Rune, MIT's literary magazine, is attempting to overcome financial difficulties and publish an issue this semester.

Rune is currently receiving no funding from the Undergraduate Association, a typical source of funding for student groups, and is battling a near $10,000 debt, said Pooja B. Marria '97, an editor for the magazine.

It costs about $5,000 to print an issue of Rune, said Lucius F. Lau '97, former editor in chief of Rune.

Currently, "we don't have the money," Marria said. "We won't know for a little bit" whether or not funding can be obtained, she said.

Despite current financial difficulties, however, Marria would like to publish Rune sometime this term, hopefully in April, she said.

The last time Rune was published was last school year.

Rune missed UAfunding deadline

Rune failed to receive any funding from the UA this year because they failed to file an application. Rune missed the deadline, Marria said. A further miscommunication prevented the group from appealing the funding decision.

UA Treasurer Russell S. Light '98, said that "the chance of getting a lot of funding is small" for a group which misses both the appeal and original funding deadlines.

However, the UA Finance Board will meet several more times and there is a good chance that some funding could be obtained, Light said.

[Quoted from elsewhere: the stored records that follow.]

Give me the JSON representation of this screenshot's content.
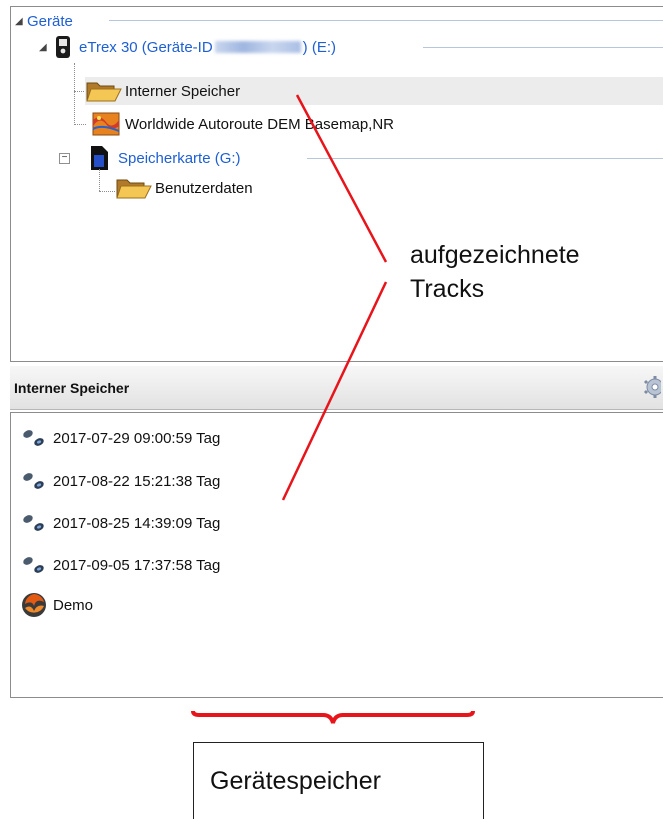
{
  "tree": {
    "root_label": "Geräte",
    "device": {
      "label_prefix": "eTrex 30 (Geräte-ID ",
      "label_suffix": ") (E:)"
    },
    "items": [
      {
        "label": "Interner Speicher",
        "icon": "folder-icon",
        "selected": true
      },
      {
        "label": "Worldwide Autoroute DEM Basemap,NR",
        "icon": "map-icon"
      }
    ],
    "sdcard": {
      "label": "Speicherkarte (G:)",
      "icon": "sd-card-icon"
    },
    "sdcard_items": [
      {
        "label": "Benutzerdaten",
        "icon": "folder-icon"
      }
    ]
  },
  "detail": {
    "title": "Interner Speicher",
    "settings_icon": "gear-icon",
    "items": [
      {
        "label": "2017-07-29 09:00:59 Tag",
        "icon": "footprints-icon"
      },
      {
        "label": "2017-08-22 15:21:38 Tag",
        "icon": "footprints-icon"
      },
      {
        "label": "2017-08-25 14:39:09 Tag",
        "icon": "footprints-icon"
      },
      {
        "label": "2017-09-05 17:37:58 Tag",
        "icon": "footprints-icon"
      },
      {
        "label": "Demo",
        "icon": "globe-icon"
      }
    ]
  },
  "annotations": {
    "tracks_line1": "aufgezeichnete",
    "tracks_line2": "Tracks",
    "storage_label": "Gerätespeicher",
    "color": "#e8141b"
  }
}
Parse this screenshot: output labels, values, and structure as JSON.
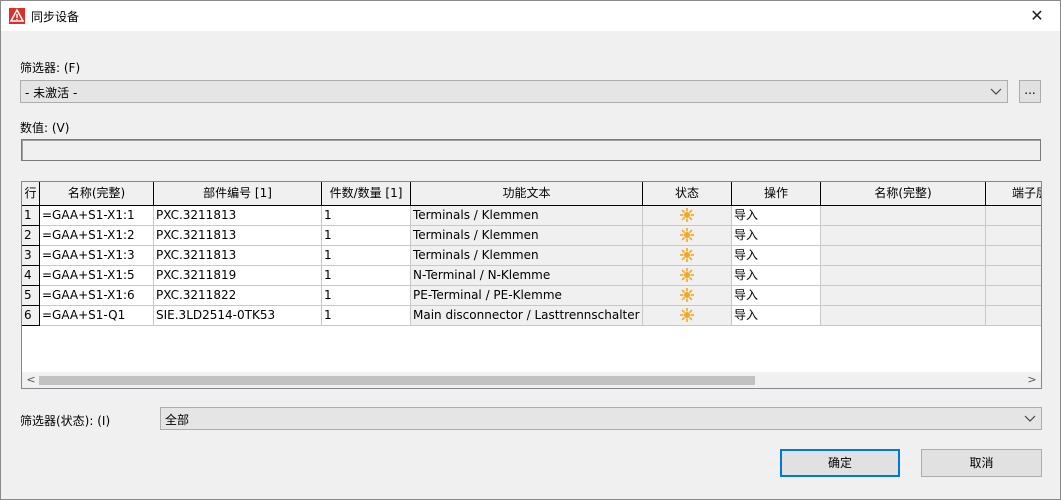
{
  "window": {
    "title": "同步设备"
  },
  "filter": {
    "label": "筛选器: (F)",
    "value": "- 未激活 -",
    "more_button": "..."
  },
  "value_field": {
    "label": "数值: (V)",
    "value": ""
  },
  "table": {
    "columns": [
      "行",
      "名称(完整)",
      "部件编号 [1]",
      "件数/数量 [1]",
      "功能文本",
      "状态",
      "操作",
      "名称(完整)",
      "端子层"
    ],
    "rows": [
      {
        "row": "1",
        "name": "=GAA+S1-X1:1",
        "part": "PXC.3211813",
        "qty": "1",
        "func": "Terminals / Klemmen",
        "action": "导入"
      },
      {
        "row": "2",
        "name": "=GAA+S1-X1:2",
        "part": "PXC.3211813",
        "qty": "1",
        "func": "Terminals / Klemmen",
        "action": "导入"
      },
      {
        "row": "3",
        "name": "=GAA+S1-X1:3",
        "part": "PXC.3211813",
        "qty": "1",
        "func": "Terminals / Klemmen",
        "action": "导入"
      },
      {
        "row": "4",
        "name": "=GAA+S1-X1:5",
        "part": "PXC.3211819",
        "qty": "1",
        "func": "N-Terminal / N-Klemme",
        "action": "导入"
      },
      {
        "row": "5",
        "name": "=GAA+S1-X1:6",
        "part": "PXC.3211822",
        "qty": "1",
        "func": "PE-Terminal / PE-Klemme",
        "action": "导入"
      },
      {
        "row": "6",
        "name": "=GAA+S1-Q1",
        "part": "SIE.3LD2514-0TK53",
        "qty": "1",
        "func": "Main disconnector / Lasttrennschalter",
        "action": "导入"
      }
    ]
  },
  "status_filter": {
    "label": "筛选器(状态): (I)",
    "value": "全部"
  },
  "buttons": {
    "ok": "确定",
    "cancel": "取消"
  },
  "colors": {
    "status_icon": "#f5a623",
    "accent": "#0078d7"
  }
}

Three offices - the Program in Writing and Humanistic Studies, the School of Humanities and Social Sciences, and the Office of the Arts - had each agreed to give Rune $1,500 a year for three years beginning with last year, Marria said. Marria also hopes to receive additional funding by selling advertisements in the publication, she said.

"We're all expecting that we will [publish]," Lau said. An issue published this semester would consist completely of previously unpublished material, she said.

Past debts pose festering problem

Another problem vexing Rune is a debt left over from a previous staff. "[The previous staff] spent lots more money than they had raised," Lau said.

The debt is approximately $10,000, Marria said. Rune has not increased the debt since then and has made an agreement with the Office of Residence and Campus Activities concerning repayment.

The journal has "been trying to work at ways to pay off the debt," Lau said. The debt makes it harder for the magazine to obtain funding. "Offices don't want to give to the debt," Marria said.

In the future, Rune hopes to publish on "at least an annual basis," Marria said. The group had hoped to put out two issues last year but were prevented by funding problems. In the future, the journal could become biannual, Marria said.

Literary magazine helps MIT

A literary publication is especially important at MIT because there is so much talent on campus but not much support, Marria said.

The growing Media Arts and Sciences Program and the Writing Program are examples of MIT's talent in the arts, she said.

A publication such as Rune "helps people to vent frustrations," Marria said. "Art is a great medium." Through Rune, "people come to appreciate students as authors and artists."

Other future plans for Rune include selling the journal for a nominal fee. If this was done, part of the fee would go toward repayment of the debt, Marria said. A portion of the fee would also be donated to a literacy program in Boston or Cambridge.